# Which AR platform?



## Rednec (May 17, 2010)

I have been looking for another AR platform, i thought i had found couple possibilities in our Swap & Sale, but anyway...I started off looking at used Stag with red dot/light/bipod and almost bought it for $950 OTD.
Today, I went to Howards pawn in Macon, he has 2 piston platforms that impressed me,,,one is Sig556 $1200 OTD with iron sights & 2 mags.
The other a MSAR STG 556 Bullpup $1400 OTD. The bullpup is a design i never particularly like but its a 30 inch weapon with 16in barrell, no sights 5 mags, appears to be a great home defensefor couple hundred more plus cost of a scope ..
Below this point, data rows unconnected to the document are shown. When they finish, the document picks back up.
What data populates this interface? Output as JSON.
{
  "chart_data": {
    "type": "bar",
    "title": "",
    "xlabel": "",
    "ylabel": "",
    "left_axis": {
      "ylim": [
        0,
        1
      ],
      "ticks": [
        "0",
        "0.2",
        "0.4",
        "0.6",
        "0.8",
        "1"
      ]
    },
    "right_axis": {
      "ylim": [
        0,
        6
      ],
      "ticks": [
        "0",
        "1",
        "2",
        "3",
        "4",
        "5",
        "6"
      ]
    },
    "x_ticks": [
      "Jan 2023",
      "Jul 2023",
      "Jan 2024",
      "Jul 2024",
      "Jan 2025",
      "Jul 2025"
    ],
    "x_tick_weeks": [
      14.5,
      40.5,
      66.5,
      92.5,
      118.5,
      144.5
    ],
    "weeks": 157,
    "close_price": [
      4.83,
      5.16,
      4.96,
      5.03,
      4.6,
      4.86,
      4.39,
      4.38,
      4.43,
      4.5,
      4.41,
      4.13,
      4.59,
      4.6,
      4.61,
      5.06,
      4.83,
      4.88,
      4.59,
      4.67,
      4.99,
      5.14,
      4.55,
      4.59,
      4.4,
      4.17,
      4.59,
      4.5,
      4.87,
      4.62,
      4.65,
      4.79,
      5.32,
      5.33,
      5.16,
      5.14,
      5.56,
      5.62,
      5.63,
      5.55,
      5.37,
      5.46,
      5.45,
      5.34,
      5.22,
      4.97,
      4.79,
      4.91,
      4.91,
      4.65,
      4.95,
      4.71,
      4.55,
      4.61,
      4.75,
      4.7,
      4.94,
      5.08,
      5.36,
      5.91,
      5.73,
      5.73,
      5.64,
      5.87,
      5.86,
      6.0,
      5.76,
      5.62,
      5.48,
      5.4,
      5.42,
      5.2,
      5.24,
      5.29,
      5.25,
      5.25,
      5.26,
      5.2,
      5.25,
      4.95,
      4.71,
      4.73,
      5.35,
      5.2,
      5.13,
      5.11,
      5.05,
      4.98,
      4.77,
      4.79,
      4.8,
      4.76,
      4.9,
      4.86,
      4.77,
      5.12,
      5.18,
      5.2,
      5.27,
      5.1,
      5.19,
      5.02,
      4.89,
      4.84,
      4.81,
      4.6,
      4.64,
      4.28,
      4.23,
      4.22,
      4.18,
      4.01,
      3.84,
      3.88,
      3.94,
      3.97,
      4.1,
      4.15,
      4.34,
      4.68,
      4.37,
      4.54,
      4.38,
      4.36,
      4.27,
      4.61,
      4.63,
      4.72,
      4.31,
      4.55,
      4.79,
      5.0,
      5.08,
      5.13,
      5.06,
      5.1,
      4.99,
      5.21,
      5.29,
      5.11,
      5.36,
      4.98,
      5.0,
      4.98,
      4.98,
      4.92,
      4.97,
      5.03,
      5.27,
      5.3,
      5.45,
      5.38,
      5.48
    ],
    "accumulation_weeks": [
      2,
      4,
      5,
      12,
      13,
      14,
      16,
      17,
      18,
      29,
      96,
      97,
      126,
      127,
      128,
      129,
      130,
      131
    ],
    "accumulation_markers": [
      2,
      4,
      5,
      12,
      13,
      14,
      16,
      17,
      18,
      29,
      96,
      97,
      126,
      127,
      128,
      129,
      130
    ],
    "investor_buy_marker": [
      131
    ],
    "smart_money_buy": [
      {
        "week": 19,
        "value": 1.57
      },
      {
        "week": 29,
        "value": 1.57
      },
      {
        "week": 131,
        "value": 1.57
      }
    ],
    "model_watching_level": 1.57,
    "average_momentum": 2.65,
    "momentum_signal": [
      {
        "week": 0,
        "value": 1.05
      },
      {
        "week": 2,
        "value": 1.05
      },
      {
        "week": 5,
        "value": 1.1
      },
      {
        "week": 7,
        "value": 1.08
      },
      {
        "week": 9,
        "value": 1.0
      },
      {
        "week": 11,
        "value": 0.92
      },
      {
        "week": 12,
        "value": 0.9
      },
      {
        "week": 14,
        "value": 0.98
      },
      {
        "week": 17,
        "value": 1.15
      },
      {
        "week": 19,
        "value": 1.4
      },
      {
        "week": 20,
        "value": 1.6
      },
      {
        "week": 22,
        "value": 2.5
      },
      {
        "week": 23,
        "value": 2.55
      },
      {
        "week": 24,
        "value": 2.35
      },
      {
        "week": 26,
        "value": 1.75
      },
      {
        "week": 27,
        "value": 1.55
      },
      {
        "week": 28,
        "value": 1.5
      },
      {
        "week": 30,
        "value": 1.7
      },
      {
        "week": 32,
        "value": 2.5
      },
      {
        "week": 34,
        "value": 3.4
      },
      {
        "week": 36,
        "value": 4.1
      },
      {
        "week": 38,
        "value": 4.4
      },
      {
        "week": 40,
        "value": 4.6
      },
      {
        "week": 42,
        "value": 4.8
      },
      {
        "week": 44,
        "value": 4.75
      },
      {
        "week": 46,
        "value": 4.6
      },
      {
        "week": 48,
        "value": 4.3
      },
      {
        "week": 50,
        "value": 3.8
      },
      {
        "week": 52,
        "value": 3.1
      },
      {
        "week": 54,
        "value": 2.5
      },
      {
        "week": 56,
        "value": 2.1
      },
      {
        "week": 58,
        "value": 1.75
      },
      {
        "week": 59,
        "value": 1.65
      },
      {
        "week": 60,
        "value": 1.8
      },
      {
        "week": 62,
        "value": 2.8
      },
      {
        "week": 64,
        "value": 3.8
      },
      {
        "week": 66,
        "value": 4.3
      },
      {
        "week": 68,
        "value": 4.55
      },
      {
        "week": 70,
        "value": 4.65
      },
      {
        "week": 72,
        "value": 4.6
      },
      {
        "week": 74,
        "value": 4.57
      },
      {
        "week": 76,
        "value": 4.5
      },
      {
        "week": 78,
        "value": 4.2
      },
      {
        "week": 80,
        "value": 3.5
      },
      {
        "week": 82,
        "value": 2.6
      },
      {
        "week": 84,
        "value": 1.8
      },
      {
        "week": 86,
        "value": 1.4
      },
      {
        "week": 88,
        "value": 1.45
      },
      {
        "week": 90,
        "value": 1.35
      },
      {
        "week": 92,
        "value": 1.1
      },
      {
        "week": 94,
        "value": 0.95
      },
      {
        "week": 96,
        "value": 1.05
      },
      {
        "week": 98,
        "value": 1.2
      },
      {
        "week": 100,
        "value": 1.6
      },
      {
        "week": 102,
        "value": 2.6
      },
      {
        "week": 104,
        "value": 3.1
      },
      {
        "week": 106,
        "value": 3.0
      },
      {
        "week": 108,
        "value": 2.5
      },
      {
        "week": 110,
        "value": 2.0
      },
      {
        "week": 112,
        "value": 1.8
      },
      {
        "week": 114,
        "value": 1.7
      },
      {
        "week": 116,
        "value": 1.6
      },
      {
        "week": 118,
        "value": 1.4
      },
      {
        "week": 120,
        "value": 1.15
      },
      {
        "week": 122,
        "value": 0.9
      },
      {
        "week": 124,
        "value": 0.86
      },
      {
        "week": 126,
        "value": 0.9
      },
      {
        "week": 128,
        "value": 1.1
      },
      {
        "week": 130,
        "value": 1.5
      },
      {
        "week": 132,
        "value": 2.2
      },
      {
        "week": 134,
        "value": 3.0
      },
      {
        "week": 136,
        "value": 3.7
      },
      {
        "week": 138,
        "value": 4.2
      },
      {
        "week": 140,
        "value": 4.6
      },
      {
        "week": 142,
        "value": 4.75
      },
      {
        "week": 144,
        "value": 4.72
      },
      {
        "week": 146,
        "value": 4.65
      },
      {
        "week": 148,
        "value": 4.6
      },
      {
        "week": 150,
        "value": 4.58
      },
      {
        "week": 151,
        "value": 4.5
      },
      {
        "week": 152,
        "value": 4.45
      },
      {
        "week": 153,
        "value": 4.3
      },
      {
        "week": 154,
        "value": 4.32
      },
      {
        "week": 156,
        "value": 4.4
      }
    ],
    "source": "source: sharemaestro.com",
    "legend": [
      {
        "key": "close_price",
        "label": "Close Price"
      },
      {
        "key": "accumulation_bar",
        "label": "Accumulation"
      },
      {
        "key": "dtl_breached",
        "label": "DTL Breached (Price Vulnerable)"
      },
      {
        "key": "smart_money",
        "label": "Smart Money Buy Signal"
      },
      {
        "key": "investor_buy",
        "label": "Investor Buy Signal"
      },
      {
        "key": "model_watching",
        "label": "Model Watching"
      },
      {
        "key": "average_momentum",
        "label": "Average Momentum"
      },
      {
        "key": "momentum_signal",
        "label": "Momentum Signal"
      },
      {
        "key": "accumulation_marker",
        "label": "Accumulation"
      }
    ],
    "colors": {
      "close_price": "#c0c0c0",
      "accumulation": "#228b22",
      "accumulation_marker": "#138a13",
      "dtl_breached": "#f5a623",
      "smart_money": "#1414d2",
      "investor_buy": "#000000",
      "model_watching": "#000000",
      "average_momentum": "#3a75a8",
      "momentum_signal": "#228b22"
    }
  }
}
Ive never shot either of these & i hoping to get some insight/feedback from GON. 
So, What say you?


----------



## FishinMech (May 19, 2010)

Go with a m-4 platform. Like the stag or something along that line. Cheaper and easier to get parts for. And the accessories are endless.


----------



## Rednec (May 19, 2010)

Thanx i have just about decided to do that,,i have ruled out the MSAR & SIG almost for the same reason,,once the MSAR is set up for LH shooter a RH shooter cant shoot it & visa versa,  the SIG
it doesnt have a deflector and i am told it may be problem for LH. So,I have emailed about RRA Operator & Spikes tactical. My local gun shop has a stag tricked out, not xactly as i would do it, for 950. OTD.


----------



## Thor827 (May 19, 2010)

Rednec said:


> Thanx i have just about decided to do that,,i have ruled out the MSAR & SIG almost for the same reason,,once the MSAR is set up for LH shooter a RH shooter cant shoot it & visa versa,  the SIG
> it doesnt have a deflector and i am told it may be problem for LH. So,I have emailed about RRA Operator & Spikes tactical. My local gun shop has a stag tricked out, not xactly as i would do it, for 950. OTD.



Check with the guys at the AR Bunker. They build a rifle using all Daniels Defense parts for $850 and it comes with a lifetime warranty. When it comes to quality, DD is hard to beat.


----------



## Rednec (May 21, 2010)

I looked at their website,,,I really wish i could find one used,,mainly to beat the paper trail. IM gonna hold off til the swap & sell comes back unless i see something at gunshow i cant refuse.


----------



## mashley707 (Jun 16, 2010)

colt 6940


----------



## sbrown (Jun 17, 2010)

Love my DPMS Panther LR-308. My first AR but it has performed well so far. I shoot LH and it has not been a problem


----------



## Rednec (Jun 17, 2010)

I like the set up Sbrown has pictured. Tell me about your scope, and barrel length. Where did fore grip come from, it looks like its round, does it have tapped holes for adding rails.?

The weapons i fore mentioned have no deflector, i have a Colt M4, with deflector. i had thought about selling it if i bought the bullpup or the SIG. But, im dont want to buy a weapon specifically for a RH or LH shooter. So, now, im thinking M15 long SS barrel scoped or take a trip to Anniston to CMP sales to look at M1.


----------